Dados obtidos a partir de dois espectrómetros da sonda, o OVIRS (OSIRIS-REx Visible and Infrared Spectrometer) e o OTES (OSIRIS-REx Thermal Emission Spectrometer), revelaram a presença de moléculas que contêm átomos de oxigénio e hidrogénio ligados, conhecidos como "hidroxilos". A equipa suspeita que estes grupos hidroxilos existam globalmente no asteroide em minerais argilosos, o que significa que, em algum momento, o material rochoso de Bennu interagiu com água. Embora o próprio Bennu seja pequeno demais para abrigar água líquida, a descoberta indica que a água líquida estava presente num determinado ponto da história do corpo parente de Bennu, um asteroide muito maior.

"A presença de minerais hidratados no asteroide confirma que Bennu, um remanescente do início da formação do Sistema Solar, é um exemplo excelente para a missão OSIRIS-REx estudar a composição de voláteis e materiais orgânicos primitivos," afirma Amy Simon, cientista do instrumento OVIRS no Centro de Voo Espacial Goddard da NASA em Greenbelt, no estado norte-americano de Maryland. "Quando as amostras deste material chegarem à Terra em 2023, os cientistas receberão um tesouro de novas informações sobre a história e evolução do nosso Sistema Solar."

Além disso, os dados obtidos pela OCAMS (OSIRIS-REx Camera Suite) corroboram as observações telescópicas terrestre de Bennu e confirmam o modelo original desenvolvido em 2013 pelo chefe da equipa científica da OSIRIS-REx, Michael Nolan, e colaboradores. Esse modelo previu com bastante precisão a forma real do asteroide: o diâmetro de Bennu, a rotação, a inclinação e a forma geral são quase como modelados.

Um "outlier" do modelo previsto da forma é o tamanho da grande rocha perto do polo sul de Bennu. O modelo, desenvolvido com base em observações terrestres, calculou que a rocha teria pelo menos 10 metros de altura. Os cálculos preliminares das observações da OCAMS mostram que o pedregulho está mais próximo dos 50 metros de altura, com uma largura de aproximadamente 55 metros.

O material à superfície de Bennu é uma mistura de regiões muito rochosas, cheias de pedregulhos e algumas regiões relativamente planas que não têm pedregulhos. No entanto, a quantidade de pedras à superfície é maior do que o esperado. A equipa fará observações adicionais a distâncias menores para avaliar com mais precisão o local onde poderá ser obtida a amostra para envio posterior para a Terra.

"Os nossos dados iniciais mostram que a equipa escolheu o asteroide correto como alvo da missão OSIRIS-REx. Ainda não descobrimos nenhum problema insuperável em Bennu," comenta Dante Lauretta, investigador principal da OSIRIS-REx na Universidade do Arizona, em Tucson. "A sonda está bem de saúde e os instrumentos científicos estão a funcionar melhor do que o necessário. Agora é hora da nossa aventura começar."

A missão está atualmente a realizar um levantamento preliminar do asteroide, fazendo com que a sonda passe pelo polo norte, equador e polo sul de Bennu a distâncias de até 7 km para melhor determinar a massa do asteroide. Os cientistas e engenheiros da missão têm que conhecer a massa do asteroide a fim de projetar a inserção da nave em órbita porque a massa afeta a atração gravitacional do objeto.

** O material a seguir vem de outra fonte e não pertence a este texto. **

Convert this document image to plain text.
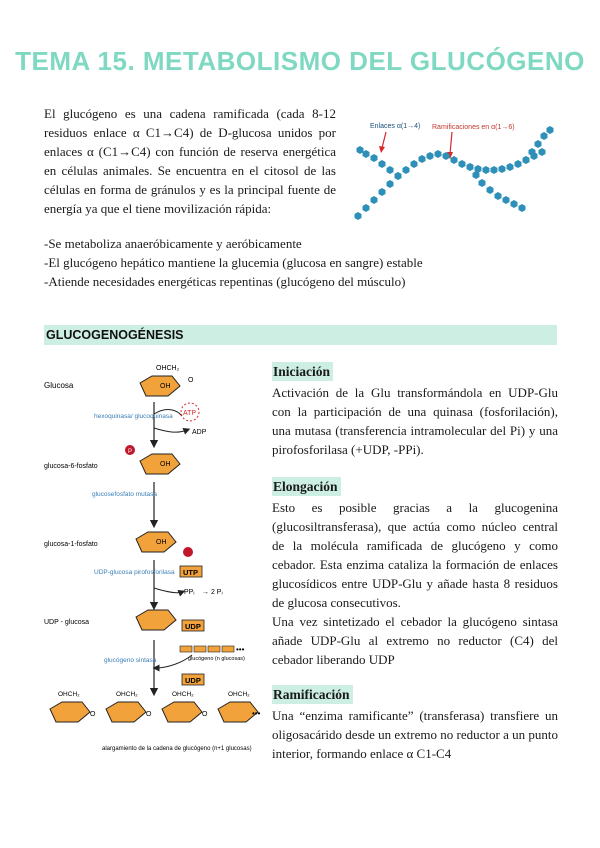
TEMA 15. METABOLISMO DEL GLUCÓGENO
El glucógeno es una cadena ramificada (cada 8-12 residuos enlace α C1→C4) de D-glucosa unidos por enlaces α (C1→C4) con función de reserva energética en células animales. Se encuentra en el citosol de las células en forma de gránulos y es la principal fuente de energía ya que el tiene movilización rápida:
-Se metaboliza anaeróbicamente y aeróbicamente
-El glucógeno hepático mantiene la glucemia (glucosa en sangre) estable
-Atiende necesidades energéticas repentinas (glucógeno del músculo)
Enlaces α(1→4) Ramificaciones en α(1→6)
GLUCOGENOGÉNESIS
Glucosa
OHCH₂
OH
O
ATP
ADP
hexoquinasa/ glucoquinasa
P
OH
glucosa-6-fosfato
glucosefosfato mutasa
OH
glucosa-1-fosfato
UDP-glucosa pirofosforilasa UTP
PPᵢ → 2 Pᵢ
UDP
UDP - glucosa
glucógeno sintasa
•••
glucógeno (n glucosas)
UDP
O	O	O	•••
OHCH₂	OHCH₂	OHCH₂	OHCH₂
alargamiento de la cadena de glucógeno (n+1 glucosas)
Iniciación
Activación de la Glu transformándola en UDP-Glu con la participación de una quinasa (fosforilación), una mutasa (transferencia intramolecular del Pi) y una pirofosforilasa (+UDP, -PPi).
Elongación
Esto es posible gracias a la glucogenina (glucosiltransferasa), que actúa como núcleo central de la molécula ramificada de glucógeno y como cebador. Esta enzima cataliza la formación de enlaces glucosídicos entre UDP-Glu y añade hasta 8 residuos de glucosa consecutivos.
Una vez sintetizado el cebador la glucógeno sintasa añade UDP-Glu al extremo no reductor (C4) del cebador liberando UDP
Ramificación
Una “enzima ramificante” (transferasa) transfiere un oligosacárido desde un extremo no reductor a un punto interior, formando enlace α C1-C4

A determinação da massa de Bennu também ajudará a equipa científica a compreender a estrutura e composição do asteroide.

O levantamento também fornece a primeira oportunidade para o OLA (OSIRIS-REx Laser Altimeter), um instrumento fornecido pela Agência Espacial Canadiana, fazer observações, agora que a sonda está perto de Bennu.

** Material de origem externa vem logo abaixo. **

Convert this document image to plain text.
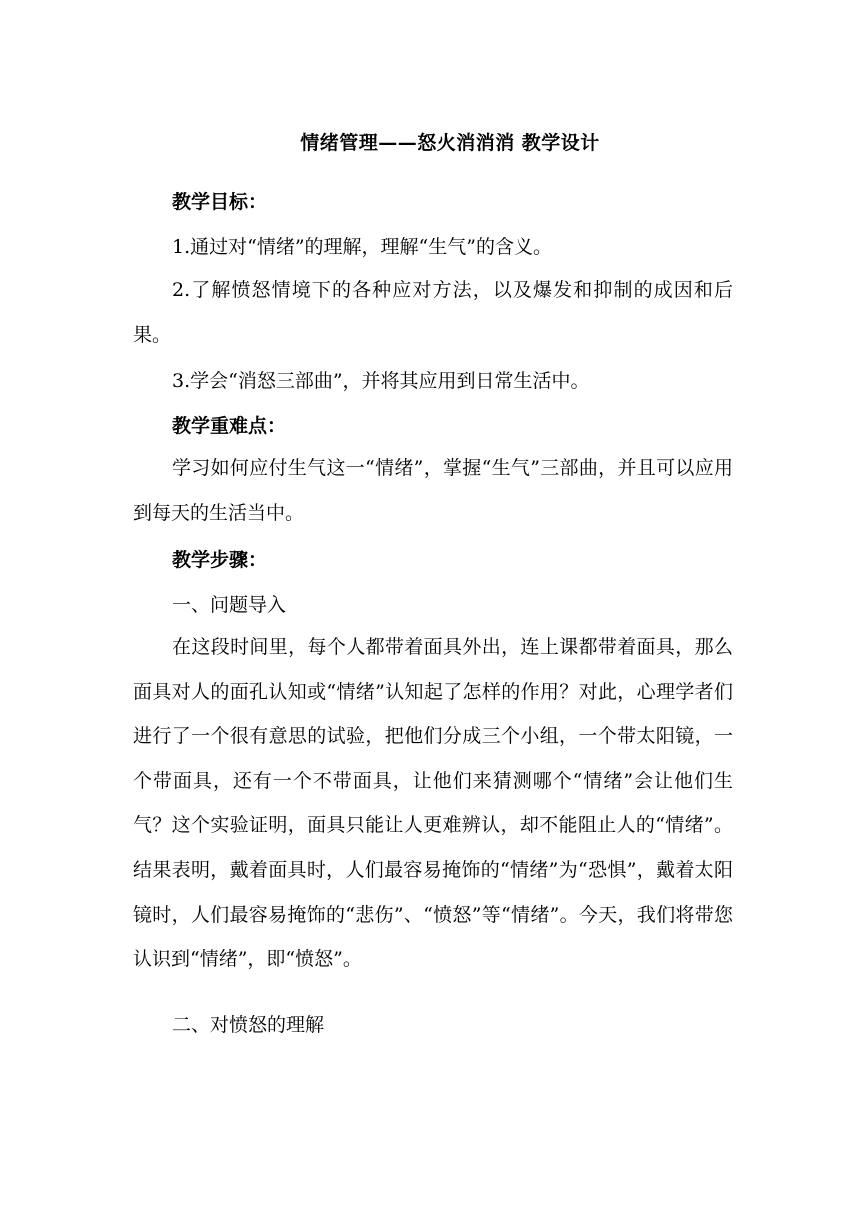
情绪管理——怒火消消消 教学设计
教学目标：
1.通过对“情绪”的理解，理解“生气”的含义。

2.了解愤怒情境下的各种应对方法，以及爆发和抑制的成因和后果。

3.学会“消怒三部曲”，并将其应用到日常生活中。
教学重难点：

学习如何应付生气这一“情绪”，掌握“生气”三部曲，并且可以应用到每天的生活当中。

教学步骤：
一、问题导入

在这段时间里，每个人都带着面具外出，连上课都带着面具，那么面具对人的面孔认知或“情绪”认知起了怎样的作用？对此，心理学者们进行了一个很有意思的试验，把他们分成三个小组，一个带太阳镜，一个带面具，还有一个不带面具，让他们来猜测哪个“情绪”会让他们生气？这个实验证明，面具只能让人更难辨认，却不能阻止人的“情绪”。结果表明，戴着面具时，人们最容易掩饰的“情绪”为“恐惧”，戴着太阳镜时，人们最容易掩饰的“悲伤”、“愤怒”等“情绪”。今天，我们将带您认识到“情绪”，即“愤怒”。

二、对愤怒的理解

A primeira inserção orbital da sonda está programada para dia 31 de dezembro e a OSIRIS-REx permanecerá em órbita até meados de fevereiro de 2019, quando sair para dar início a outra série de "flybys" para a próxima fase do levantamento. Durante a primeira fase orbital, a nave orbitará o asteroide a uma distância de 1,4-2 km do centro de Bennu - estabelecendo novos recordes para o corpo mais pequeno já orbitado por uma nave e a órbita mais próxima de um corpo planetário por qualquer sonda.